What Is The Difference Of Treatment Protocol In ABO Incompatible Transplant Recipients Compared To ABO Compatible
The primary difference in treatment protocols is that ABO-incompatible (ABOi) recipients require an intensive preoperative “desensitization” phase to remove circulating anti-A/B antibodies and suppress their production, whereas ABO-compatible (ABOc) recipients generally proceed directly to surgery with standard induction.
The specific differences in treatment protocols are detailed below:
- Preoperative Desensitization (ABOi Only)
The cornerstone of ABOi protocols is the reduction of circulating isoagglutinins before surgery to prevent hyper-acute rejection.
- Physical Antibody Removal: ABOi recipients undergo multiple sessions of plasmapheresis (PE), double filtration plasmapheresis (DFPP), or antigen-specific immunoadsorption (IA). The goal is typically to reach a preoperative target titer of <1:8.
- Early Initiation of Immunosuppression: ABOi patients begin triple maintenance therapy (tacrolimus, mycophenolate mofetil, and prednisone) roughly two weeks before transplantation. In contrast, ABOc recipients usually start these medications at the time of surgery.
- Induction Therapy
While both groups receive induction therapy, the agents used for ABOi are significantly more potent to manage the higher immunological risk.
- B-Cell Depletion: Modern ABOi protocols use Rituximab (an anti-CD20 monoclonal antibody) to deplete B-cells and prevent antibody rebound, making the historical practice of splenectomy obsolete.
- Combined T- and B-Cell Targeting: Recent studies show that ABOi outcomes are improved when Rituximab is combined with T-cell directed agents like Anti Thymocyte Globulin.
- Postoperative Management
- Antibody Monitoring and Rebound: ABOi protocols require frequent monitoring of anti-A/B titers postoperatively to check for “rebound.”

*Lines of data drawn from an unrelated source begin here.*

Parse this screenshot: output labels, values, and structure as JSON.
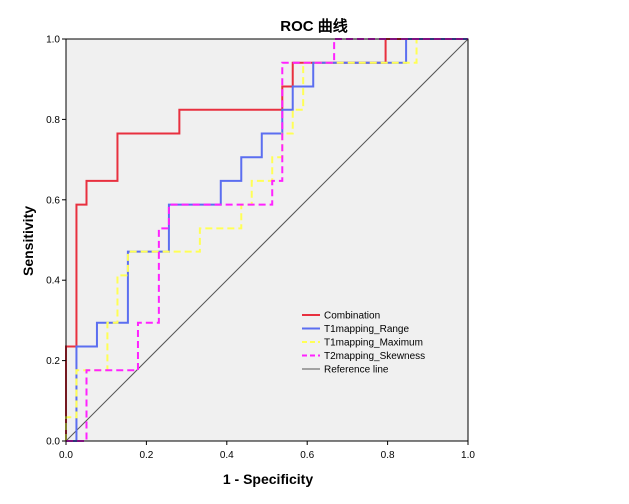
{
  "chart_data": {
    "type": "line",
    "title": "ROC 曲线",
    "xlabel": "1 - Specificity",
    "ylabel": "Sensitivity",
    "xlim": [
      0,
      1
    ],
    "ylim": [
      0,
      1
    ],
    "x_ticks": [
      "0.0",
      "0.2",
      "0.4",
      "0.6",
      "0.8",
      "1.0"
    ],
    "y_ticks": [
      "0.0",
      "0.2",
      "0.4",
      "0.6",
      "0.8",
      "1.0"
    ],
    "legend_position": "lower-right inside plot",
    "plot_background": "#f0f0f0",
    "series": [
      {
        "name": "Combination",
        "color": "#e8303f",
        "dash": "solid",
        "points": [
          [
            0,
            0
          ],
          [
            0,
            0.235
          ],
          [
            0.026,
            0.235
          ],
          [
            0.026,
            0.588
          ],
          [
            0.051,
            0.588
          ],
          [
            0.051,
            0.647
          ],
          [
            0.128,
            0.647
          ],
          [
            0.128,
            0.765
          ],
          [
            0.282,
            0.765
          ],
          [
            0.282,
            0.824
          ],
          [
            0.538,
            0.824
          ],
          [
            0.538,
            0.882
          ],
          [
            0.564,
            0.882
          ],
          [
            0.564,
            0.941
          ],
          [
            0.795,
            0.941
          ],
          [
            0.795,
            1.0
          ],
          [
            1,
            1
          ]
        ]
      },
      {
        "name": "T1mapping_Range",
        "color": "#5b6ef0",
        "dash": "solid",
        "points": [
          [
            0,
            0
          ],
          [
            0.026,
            0
          ],
          [
            0.026,
            0.235
          ],
          [
            0.077,
            0.235
          ],
          [
            0.077,
            0.294
          ],
          [
            0.154,
            0.294
          ],
          [
            0.154,
            0.471
          ],
          [
            0.256,
            0.471
          ],
          [
            0.256,
            0.588
          ],
          [
            0.385,
            0.588
          ],
          [
            0.385,
            0.647
          ],
          [
            0.436,
            0.647
          ],
          [
            0.436,
            0.706
          ],
          [
            0.487,
            0.706
          ],
          [
            0.487,
            0.765
          ],
          [
            0.538,
            0.765
          ],
          [
            0.538,
            0.824
          ],
          [
            0.564,
            0.824
          ],
          [
            0.564,
            0.882
          ],
          [
            0.615,
            0.882
          ],
          [
            0.615,
            0.941
          ],
          [
            0.846,
            0.941
          ],
          [
            0.846,
            1.0
          ],
          [
            1,
            1
          ]
        ]
      },
      {
        "name": "T1mapping_Maximum",
        "color": "#ffff55",
        "dash": "dashed",
        "points": [
          [
            0,
            0
          ],
          [
            0,
            0.059
          ],
          [
            0.026,
            0.059
          ],
          [
            0.026,
            0.176
          ],
          [
            0.103,
            0.176
          ],
          [
            0.103,
            0.294
          ],
          [
            0.128,
            0.294
          ],
          [
            0.128,
            0.412
          ],
          [
            0.154,
            0.412
          ],
          [
            0.154,
            0.471
          ],
          [
            0.333,
            0.471
          ],
          [
            0.333,
            0.529
          ],
          [
            0.436,
            0.529
          ],
          [
            0.436,
            0.588
          ],
          [
            0.462,
            0.588
          ],
          [
            0.462,
            0.647
          ],
          [
            0.513,
            0.647
          ],
          [
            0.513,
            0.706
          ],
          [
            0.538,
            0.706
          ],
          [
            0.538,
            0.765
          ],
          [
            0.564,
            0.765
          ],
          [
            0.564,
            0.824
          ],
          [
            0.59,
            0.824
          ],
          [
            0.59,
            0.941
          ],
          [
            0.872,
            0.941
          ],
          [
            0.872,
            1.0
          ],
          [
            1,
            1
          ]
        ]
      },
      {
        "name": "T2mapping_Skewness",
        "color": "#ff22ff",
        "dash": "dashed",
        "points": [
          [
            0,
            0
          ],
          [
            0.051,
            0
          ],
          [
            0.051,
            0.176
          ],
          [
            0.179,
            0.176
          ],
          [
            0.179,
            0.294
          ],
          [
            0.231,
            0.294
          ],
          [
            0.231,
            0.529
          ],
          [
            0.256,
            0.529
          ],
          [
            0.256,
            0.588
          ],
          [
            0.513,
            0.588
          ],
          [
            0.513,
            0.647
          ],
          [
            0.538,
            0.647
          ],
          [
            0.538,
            0.941
          ],
          [
            0.667,
            0.941
          ],
          [
            0.667,
            1.0
          ],
          [
            1,
            1
          ]
        ]
      },
      {
        "name": "Reference line",
        "color": "#555555",
        "dash": "solid",
        "points": [
          [
            0,
            0
          ],
          [
            1,
            1
          ]
        ]
      }
    ]
  }
}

- “On-Demand” Antibody Removal: While routine postoperative antibody removal is increasingly withheld to reduce bleeding risks, it is still performed “on-demand” in ABOi recipients if titers rise above specific thresholds (e.g., >1:16 or >1:32).
- Maintenance: Once established, maintenance immunosuppression for both groups typically involves tacrolimus, MMF, and steroids, though some ABOi protocols allow for steroid withdrawal after three months.
- Specialized Subgroups (A2 Donors)
A unique protocol exists for A2 subgroup donors; if the recipient has low baseline anti-A IgG titers (≤1:8 to 1:16), transplantation can sometimes be performed without any preoperative antibody removal or Rituximab, using conventional immunosuppression alone.